BISA 1 & BISA 2
Professor of Law and Dean of the Academic Post Graduate Programs on Law and Development, FGV Sao Paulo Law School
Professor and Associate Dean for Academic Master and Phd Programs at the Getulio Vargas Foundation Law School in Sao Paulo
Marta Machado received her Master’s degree (2004) and PhD (2007) in Philosophy and Theory of Law at University of Sao Paulo. During her Phd, she has been visiting researcher at the Barcelona University (Philosophy of Law Department) and the Max Planck Institute for the Study of Crime, Security and Law. She was a postdoctoral fellow at the Freie Universität Berlin (Capes) and at the Center for Latin American Studies at UC Berkeley. She has been visiting professor at the University of Toronto and at Columbia Law School (2017). She’s currently senior researcher at the CEBRAP; global fellow at the Centre on Law & Social Transformation (Univivesity of Bergen); Fellow at the International Reproductive and Sexual Health Law Program, University of Toronto School; associate researcher at the Oxford Human Rights Hub and one of the principal investigators at the Maria Sibylla Merian International Center for Latin America Conviviality in Unequal Societies – MECILA.

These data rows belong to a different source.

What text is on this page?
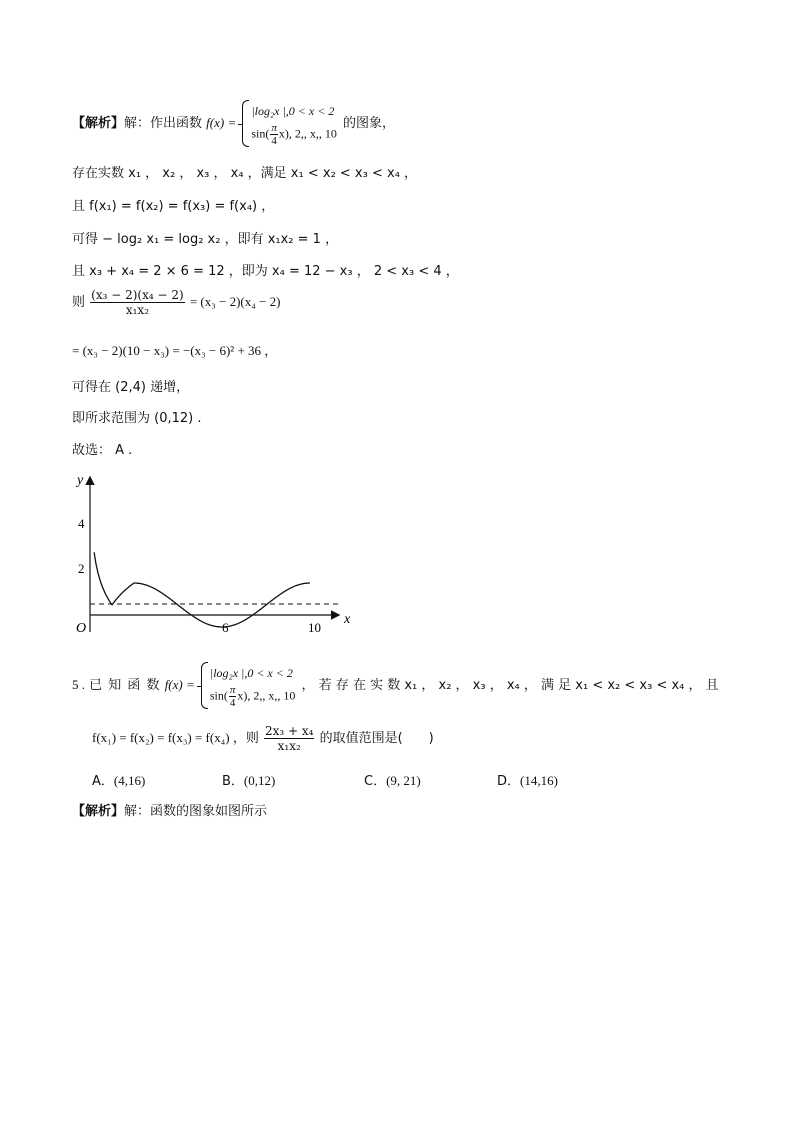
【解析】解：作出函数 f(x) =
|log₂x |,0 < x < 2
$\sin( \frac{\pi}{4} x)$, 2,, x,, 10
的图象，
存在实数 x₁ ， x₂ ， x₃ ， x₄ ，满足 x₁ < x₂ < x₃ < x₄ ，
且 f(x₁) = f(x₂) = f(x₃) = f(x₄) ，
可得 − log₂ x₁ = log₂ x₂ ，即有 x₁x₂ = 1 ，
且 x₃ + x₄ = 2 × 6 = 12 ，即为 x₄ = 12 − x₃ ， 2 < x₃ < 4 ，
则 $\frac{\text{(x₃ − 2)(x₄ − 2)}}{\text{x₁x₂}} = (x_3 - 2)(x_4 - 2)$
= (x₃ − 2)(10 − x₃) = −(x₃ − 6)² + 36 ，
可得在 (2,4) 递增，
即所求范围为 (0,12) .
故选： A .
y
x
O
4
2
6	10
5 . 已 知 函 数 f(x) =
|log₂x |,0 < x < 2
$\sin( \frac{\pi}{4} x)$, 2,, x,, 10
， 若 存 在 实 数 x₁ ， x₂ ， x₃ ， x₄ ， 满 足 x₁ < x₂ < x₃ < x₄ ， 且
f(x₁) = f(x₂) = f(x₃) = f(x₄) ，则 $\frac{\text{2x₃ + x₄}}{\text{x₁x₂}}$ 的取值范围是(　　)
A．(4,16)	B．(0,12)	C．(9, 21)	D．(14,16)
【解析】解：函数的图象如图所示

Her research is located in the inter-disciplinary field of Law and Legal-Sociology and focuses on the relations between social movements and Law. She is particularly interested in investigating the ambivalent and disputable role Law plays in this relation. She’s currently working on the fields of sexual and reproductive rights; racial violence, the policing of protest, and police accountability She has recently published the papers Constitutionalizing abortion in Brazil; Anti-racism legislation in Brazil: the role of the Courts in the reproduction of the myth of racial democracy (both on the Journal of Constitutional Research); and The battle over abortion rights in Brazil’s state arenas, 1995-2006 (Harvard Health and Human Rights Journal). Inside the legal field, her work focuses on legal theory and criminal law. The books Risk Society and Criminal Law, an evaluation of new legal-political trends (2005); Legal theory and conflict: a critical perspective of legal rationality (2012) and the edited volume Responsibility and Penalty in Democratic Rule of Law: theoretical challenges, public policies and the development of democracy (2016) reflects on how new phenomena are challenging and re-shaping the criminal law field.